“Il Festival è la realizzazione di un vero contesto democratico”. È così che Andrei Babitski definisce ‘Imbavagliati’. “Abbiamo avuto la possibilità di esprimere punti di vista diversi e siamo stati ascoltati con interesse. In Russia qualunque racconto si discosta dalla versione ufficiale dei fatti viene trascurato, mentre in questo contesto si da’ importanza anche ad opinioni differenti”.
Ali Anouzla ha apprezzato il lavoro di redazione svolto nella settimana. Ha definito i nostri incontri vere e proprie “occasioni di confronto” su temi già trattati. “Attraverso questo metodo di lavoro, si realizza uno scambio di idee più profondo e si apprendono punti di vista altrimenti difficili da conoscere”.
Della stessa opinione è Sirwan H. Hossein, giornalista siriano: “nel lavoro quotidiano ci focalizziamo su fatti accaduti nei nostri territori, in qualche modo concentriamo la nostra attenzione solo su noi stessi. Questo festival mi ha dato l’opportunità di guardare con interesse la situazione di crisi che altri paesi come Russia, Ucraina, Marocco e persino l’Italia, vivono in questo momento”.
Oxana Chelysheva, la premiata della scorsa edizione del Premio Pimentel Fonseca, si è complimentata di come il Festival ‘Imbavagliati’ non sia stato un avvenimento caduto nel dimenticatoio, così come avviene nel caso di altre manifestazioni: “Sono stata coinvolta nella scelta dei temi e persino degli ospiti da invitare”.
E invece di Napoli? Cosa pensano i nostri ‘Imbavagliati’?
Gioia di vivere, multiculturalismo, apertura, sete di conoscenza. Sono queste le caratteristiche principali della città, secondo quanto affermato dai nostri ospiti.
Dopo il discorso sulla stampa in Italia, praticamente monopolizzata dal potere, Fouad Roueiha aggiunge: “A Napoli fate un caffè buonissimo. E quella sfogliatella frolla al limone è qualcosa di eccezionale!”.
Evidentemente la città esercita un fascino particolare sui giornalisti siriani. Anche Sirwan H. Hossein è rimasto colpito dal cibo: “Ho dovuto rinunciare alla mia dieta, qui a Napoli le persone sanno come godersi la vita”, dichiara scherzando.
Ma Napoli non è solo cibo e divertimento. “Ho notato anche molto interesse nei confronti della cultura e dell’informazione – continua Sirwan – le persone presenti ai nostri incontri non venivano giusto per scaldare la sedia”. Anche Ali Anouzla è rimasto colpito dalla notevole affluenza del pubblico al festival, più di mille persone presenti ogni giorno. “Erano tutti molto interessati agli argomenti trattati, ciò significa che qui si pone una particolare attenzione alle tematiche di attualità”.

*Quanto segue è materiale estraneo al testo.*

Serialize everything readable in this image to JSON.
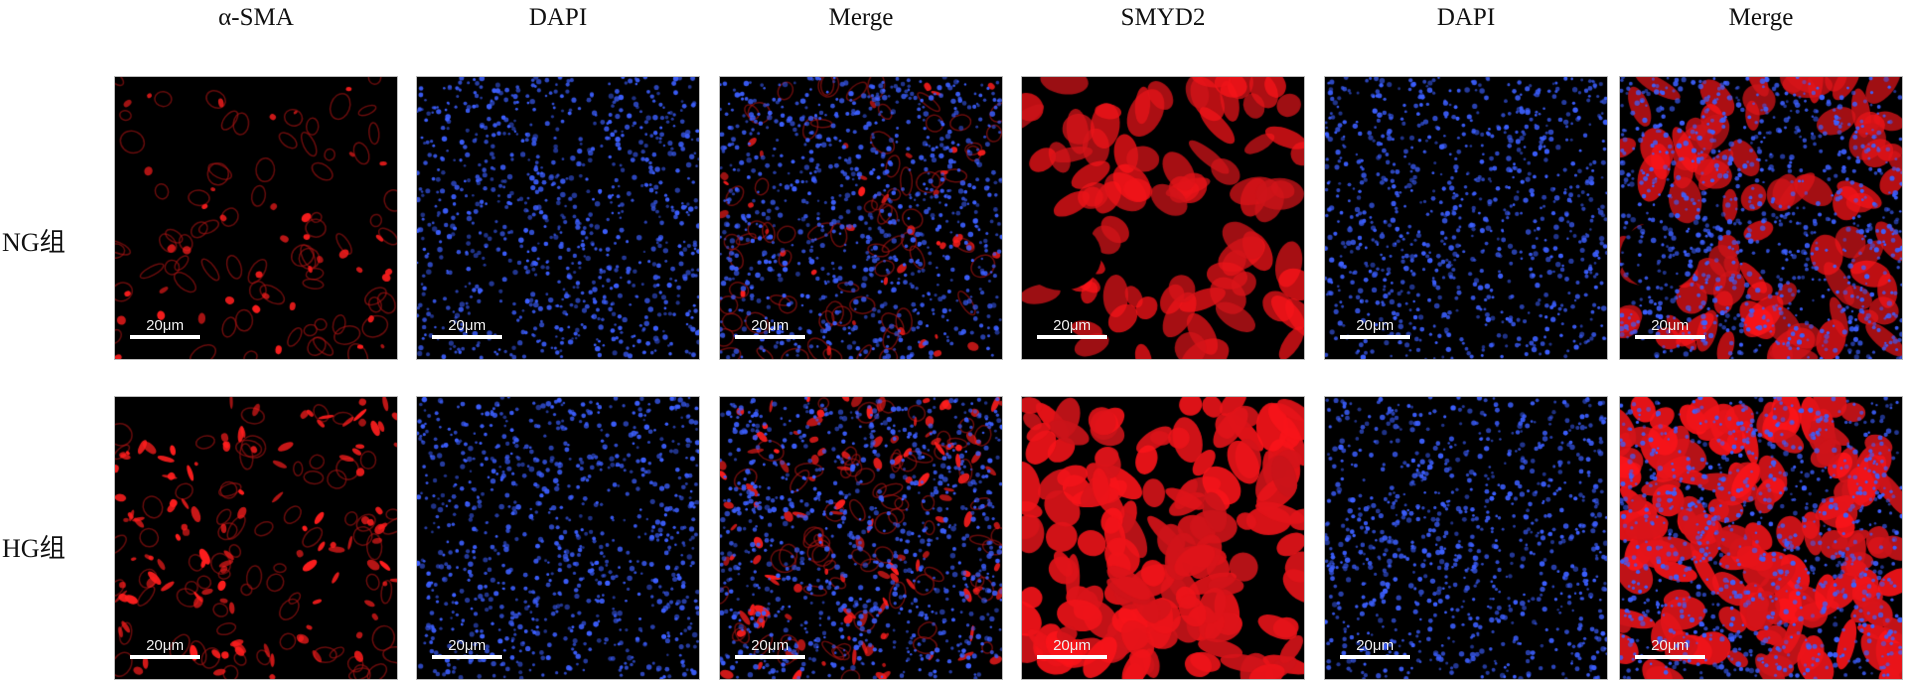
{
  "figure": {
    "column_labels": [
      "α-SMA",
      "DAPI",
      "Merge",
      "SMYD2",
      "DAPI",
      "Merge"
    ],
    "row_labels": [
      "NG组",
      "HG组"
    ],
    "scale_bar_label": "20μm",
    "channel_colors": {
      "red": "#ff2020",
      "blue": "#3a5cff",
      "background": "#000000"
    }
  }
}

Oxana Chelysheva racconta invece il suo primo impatto con la città: “Quando l’anno scorso sono stata designata come vincitrice del Premio Pimentel Fonseca ero scioccata e anche un po’ divertita. Nella lettera di invito c’era scritto: ‘Noi napoletani vogliamo consegnarti un premio, vuoi accettarlo?’. Ma quest’anno, quando sono tornata, ho capito che con l’Assessore al Turismo e alla Cultura Nino Daniele possiamo realizzare grandi cose”.
“È come un prato verde, pieno di fiori diversi”. Così definisce Napoli Andrei Babitski, riferendosi al modo in cui, seppure individualmente, i napoletani siano aperti a scoprire e accettare punti di vista differenti.
Désirée Klain, direttrice artistica di ‘Imbavagliati’, per chiudere l’incontro ricorda una frase di Hannah Ardent: “Ci siamo abituati alla banalità del male”. Ma noi, grazie a ‘Imbavagliati’, ci stiamo abituando alla rarità del bene.